Busbee Busby Surname Origin




The name, Busby and its variation - Busbee, Buzby, etc, originated in England where surnames were not used until about the tenth century. The addition of a family name after a given name probably evolved over a considerable time span and reflected something intimately associated with an individual such as a family characteristic, occupation or place of abode.

English places named Busby probably acquired their names from families living in their vicinities; those places do not, however, appear to have been destined to attain fame. Frank Ssmith's, THE GENEALOGICAL GAZETTEER (OF ENGLAND), identifies Great Busby as a township parish in Stokesbury North Riding, population of 106. Bushby hamlet parish of Thurnby, Leicestershire County is credited with a population of 86. In similar publications that were reviewed no other Busby place names were listed. But the COLUMBIA LIPPINCOTT GAZETTEER OF THE WORLD lists Busby, a town in Mearns Parish, East Renfrew, Scotland, five miles south southwest of Glasgow and indicates cotton milling.
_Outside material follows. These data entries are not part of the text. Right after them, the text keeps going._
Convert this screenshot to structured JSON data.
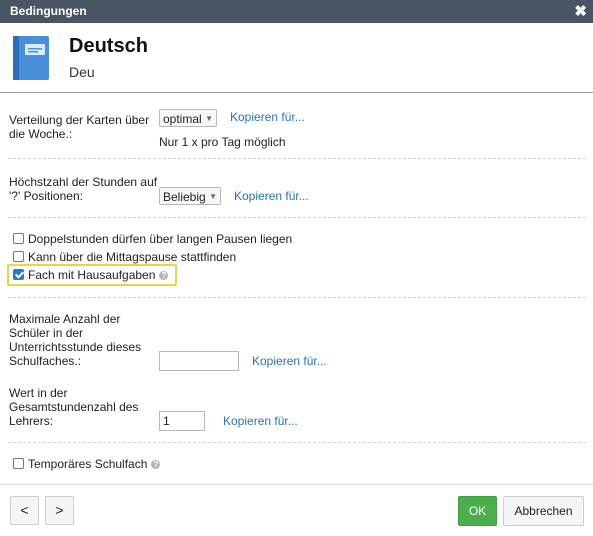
{
  "dialog": {
    "title": "Bedingungen",
    "close_glyph": "✖"
  },
  "subject": {
    "name": "Deutsch",
    "short": "Deu",
    "icon": "book-icon"
  },
  "distribution": {
    "label_line1": "Verteilung der Karten über",
    "label_line2": "die Woche.:",
    "value": "optimal",
    "copy_link": "Kopieren für...",
    "note": "Nur 1 x pro Tag möglich"
  },
  "max_hours": {
    "label_line1": "Höchstzahl der Stunden auf",
    "label_line2": "'?' Positionen:",
    "value": "Beliebig",
    "copy_link": "Kopieren für..."
  },
  "checkboxes": [
    {
      "label": "Doppelstunden dürfen über langen Pausen liegen",
      "checked": false
    },
    {
      "label": "Kann über die Mittagspause stattfinden",
      "checked": false
    },
    {
      "label": "Fach mit Hausaufgaben",
      "checked": true
    }
  ],
  "max_students": {
    "label_line1": "Maximale Anzahl der",
    "label_line2": "Schüler in der",
    "label_line3": "Unterrichtsstunde dieses",
    "label_line4": "Schulfaches.:",
    "value": "",
    "copy_link": "Kopieren für..."
  },
  "weight": {
    "label_line1": "Wert in der",
    "label_line2": "Gesamtstundenzahl des",
    "label_line3": "Lehrers:",
    "value": "1",
    "copy_link": "Kopieren für..."
  },
  "temporary": {
    "label": "Temporäres Schulfach",
    "checked": false
  },
  "footer": {
    "prev": "<",
    "next": ">",
    "ok": "OK",
    "cancel": "Abbrechen"
  },
  "colors": {
    "titlebar": "#4a5563",
    "link": "#2a72b5",
    "ok": "#4cae4c",
    "highlight": "#e6d54a",
    "book": "#4a8fd9"
  }
}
Students of the origins of words attribute many English words to languages of early invaders - Latin, French, Scandinavian - with the eary Danish leaving the greatest imprint for names of people and places. Busby and Bushby appear to have derived from 'BUSKI', Scandinavian for shrub.

Middlesex County, England is mentioned as the home of some Busbys who emigrated to America in Colonial times . London adjoined Middlesex County or was a part of it until 1889 at which time the city incorporated in itself portions of Middlesex, Essex, Kent and Surrey Counties and formed London County. In 1965, London took the remainder of Middlesex County. Such changes add to the complexities of tracing Busbys in England to destinations in America.

One source claims the first appearance of the name in a written document was in 1273 when John Bussebe, a land owner, was levied a hearth tax. (the name is also reported as John Busseby, in Oxfordshire's HUNDRED ROLLS) Other sources say Busby was spelled Buschebi in 1086, Bucebi in 1176, Buseby in 1270 and, that lands in Scotland were spelled Busbie in 1542, Bushby in 1787 - but that the meaning was the same as that of Busby in Yorkshire. The name was evolving toward its future spellings.

In Scotland, David de Busby was a notary in Glasgow in 1330, John Busby (or Busseby) was conon of Moray in 1408 and 1411. Gawin Busbe was accused of murder in 1526 but his case was nol-prossed. James Busbie sold books in Edinburg in 1648. Ann Busbie is listed in the Register of St. Dionis Backchurch, in London, in 1595.

Richard de Busby and Adam de Buskeby were recorded in Yorkshire's Poll Tax Returns in 1379. Ogier Chislain de Busbecq, 1522-1592, is mentioned in the Virginia Historical Society files (Rare Z986 R2 B85) which provides no other information about him..

Thomas Busby, of Meyford, Staffordshire, disposed of his property in a will proved 19 Nov 1584 (b.1520 - d. 1584). His kinsman, Geoffrey Busby, was the executor. Interestingly, about 75 years afterwards in Virginia, another Thomas Busby would name his son Jeffrey or Geoffrey, both names having been reported.

In 1586, Ralphe Busby, a successful business man, was admitted a freeman of the Grocer's Company of England. Later he was a member of the East India Company, the NorthWest Passage Company and became a stockholder in the Virginia Company's Second Charter of 23 May 1609.

More famous was Richard Busby, mentioned in English history at the time of Oliver Cromwell, the mid-1600's. Richard (1606-1695), born at Lincolnshire, became headmaster or president of Westminister School and many of his students became famous. Among them were John Locke, John Dryden and Francis Atterbury. He claimed to have birched (whipped) at least sixteen future bishops of the Church of England. He is buried in Westminister Abbey.

Also of considerable renown was Thomas Busby (1755-1838), music composer, writer and organist at Saint Mary's Church, Newington. John and Robert Busby are named as officers serving in Portugal in English Army Lists and Registers 1707-1714. Though historical evidence is scant there were and are Busbys in Ireland.